While ancient Europe regarded India as a land of material wealth and proverbial wisdom, it also saw it as a land of man-like monkeys, banyan trees, and enormous elephants. Ancient Europeans perceived Indians as wearing bright colors, eating rice and meat, and lacking wine-drinking finesse. Today, portrayals of India in prose fiction, cinema, social media, and historiography have shifted from polarized images of Europe and India to narratives depicting a “Dark” and a “Shining” India. Characters in these texts strive to be part of an economically thriving “shining” India, even as they face social, cultural, and political challenges daily. These texts often depict a “victim” Indian who is denied freedom and livelihood due to a fundamentally corrupt Global South.

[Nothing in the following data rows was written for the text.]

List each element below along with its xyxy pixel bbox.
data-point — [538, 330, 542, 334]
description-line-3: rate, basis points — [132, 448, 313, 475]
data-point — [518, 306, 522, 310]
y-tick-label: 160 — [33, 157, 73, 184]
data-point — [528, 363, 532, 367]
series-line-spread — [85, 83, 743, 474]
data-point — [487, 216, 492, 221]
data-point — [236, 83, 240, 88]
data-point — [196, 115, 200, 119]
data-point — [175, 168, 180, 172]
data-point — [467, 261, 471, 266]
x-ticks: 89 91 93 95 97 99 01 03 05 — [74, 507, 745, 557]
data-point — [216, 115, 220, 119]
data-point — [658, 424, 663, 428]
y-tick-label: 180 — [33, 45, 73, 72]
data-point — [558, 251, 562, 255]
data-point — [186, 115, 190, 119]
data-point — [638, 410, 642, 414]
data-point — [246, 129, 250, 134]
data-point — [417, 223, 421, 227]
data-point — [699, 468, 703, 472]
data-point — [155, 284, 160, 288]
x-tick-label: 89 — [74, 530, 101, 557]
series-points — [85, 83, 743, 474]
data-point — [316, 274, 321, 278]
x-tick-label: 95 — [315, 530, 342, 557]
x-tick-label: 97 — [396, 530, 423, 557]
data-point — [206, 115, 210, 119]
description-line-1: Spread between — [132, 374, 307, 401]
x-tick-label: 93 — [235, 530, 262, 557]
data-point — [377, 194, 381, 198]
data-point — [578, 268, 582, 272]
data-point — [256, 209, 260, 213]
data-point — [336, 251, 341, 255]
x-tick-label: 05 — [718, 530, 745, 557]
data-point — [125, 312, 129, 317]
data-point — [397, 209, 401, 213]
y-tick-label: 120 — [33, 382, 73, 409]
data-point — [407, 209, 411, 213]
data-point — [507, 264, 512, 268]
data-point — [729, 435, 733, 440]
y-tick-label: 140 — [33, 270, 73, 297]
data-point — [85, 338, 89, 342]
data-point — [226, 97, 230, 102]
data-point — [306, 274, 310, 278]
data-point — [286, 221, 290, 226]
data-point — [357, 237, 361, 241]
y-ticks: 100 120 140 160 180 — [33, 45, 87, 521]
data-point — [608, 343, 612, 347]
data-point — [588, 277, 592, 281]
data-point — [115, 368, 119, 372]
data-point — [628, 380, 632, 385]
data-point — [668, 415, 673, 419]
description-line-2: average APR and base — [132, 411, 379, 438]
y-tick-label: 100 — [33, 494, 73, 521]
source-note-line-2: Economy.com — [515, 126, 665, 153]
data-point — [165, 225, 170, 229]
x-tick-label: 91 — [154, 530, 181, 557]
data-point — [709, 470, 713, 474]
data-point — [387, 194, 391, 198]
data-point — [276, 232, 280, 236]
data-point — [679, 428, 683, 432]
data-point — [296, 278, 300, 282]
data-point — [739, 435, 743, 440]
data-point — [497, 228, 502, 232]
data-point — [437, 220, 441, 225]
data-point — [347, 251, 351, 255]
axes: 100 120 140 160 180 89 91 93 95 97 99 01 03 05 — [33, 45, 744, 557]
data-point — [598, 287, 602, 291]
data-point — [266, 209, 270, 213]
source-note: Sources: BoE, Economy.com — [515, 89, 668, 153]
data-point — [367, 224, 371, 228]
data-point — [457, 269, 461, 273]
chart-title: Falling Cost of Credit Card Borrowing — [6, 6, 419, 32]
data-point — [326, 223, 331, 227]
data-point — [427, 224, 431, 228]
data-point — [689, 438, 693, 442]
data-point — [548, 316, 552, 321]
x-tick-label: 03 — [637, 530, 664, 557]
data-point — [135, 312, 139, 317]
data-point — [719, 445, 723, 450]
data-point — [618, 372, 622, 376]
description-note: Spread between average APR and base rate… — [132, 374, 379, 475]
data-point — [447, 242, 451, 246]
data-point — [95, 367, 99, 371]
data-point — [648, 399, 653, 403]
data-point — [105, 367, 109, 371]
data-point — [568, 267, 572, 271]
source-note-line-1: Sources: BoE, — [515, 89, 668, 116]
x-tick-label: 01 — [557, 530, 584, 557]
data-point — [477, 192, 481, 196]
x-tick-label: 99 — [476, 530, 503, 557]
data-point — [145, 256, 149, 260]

Prominent authors from India or of Indian descent, such as Megha Majumdar (A Burning, 2020), Alka Joshi (The Henna Artist, 2020), and Thrity Umrigar (Honor, 2022), amplify these negative stories as authentic voices of Indian realities. They garner global validation by writing, circulating, and (mis)representing the “downtrodden” back home. In their works, India’s global image centres on its poverty and a morally compromised socio-political ecosystem that must be transparent to an international audience. These persistent negative cultural portrayals support colonial frameworks of Orientalism. Furthermore, these portrayals have a reductive understanding of the haves and the have-nots—recognised institutions and the common mass—that are not mutually exclusive but rather work together to influence the Indian economy.



This panel thus explores how representations of poverty in contemporary texts confine modern India within orientalist frameworks. It examines “slum tourism,” “poverty porn,” “poverty chic,” and “poverty tours” as common tropes representing India and, by extension, a popular form of conscious consumption by the Global North regarding the Global South. We invite papers exploring the connections between poverty, consumerism, the Global South, literary capitalism, and recent oriental themes in literary narratives and other media forms related to India. The panel aims to challenge oversimplified views of poverty that sustain unequal global economies and perpetuate Western colonialism.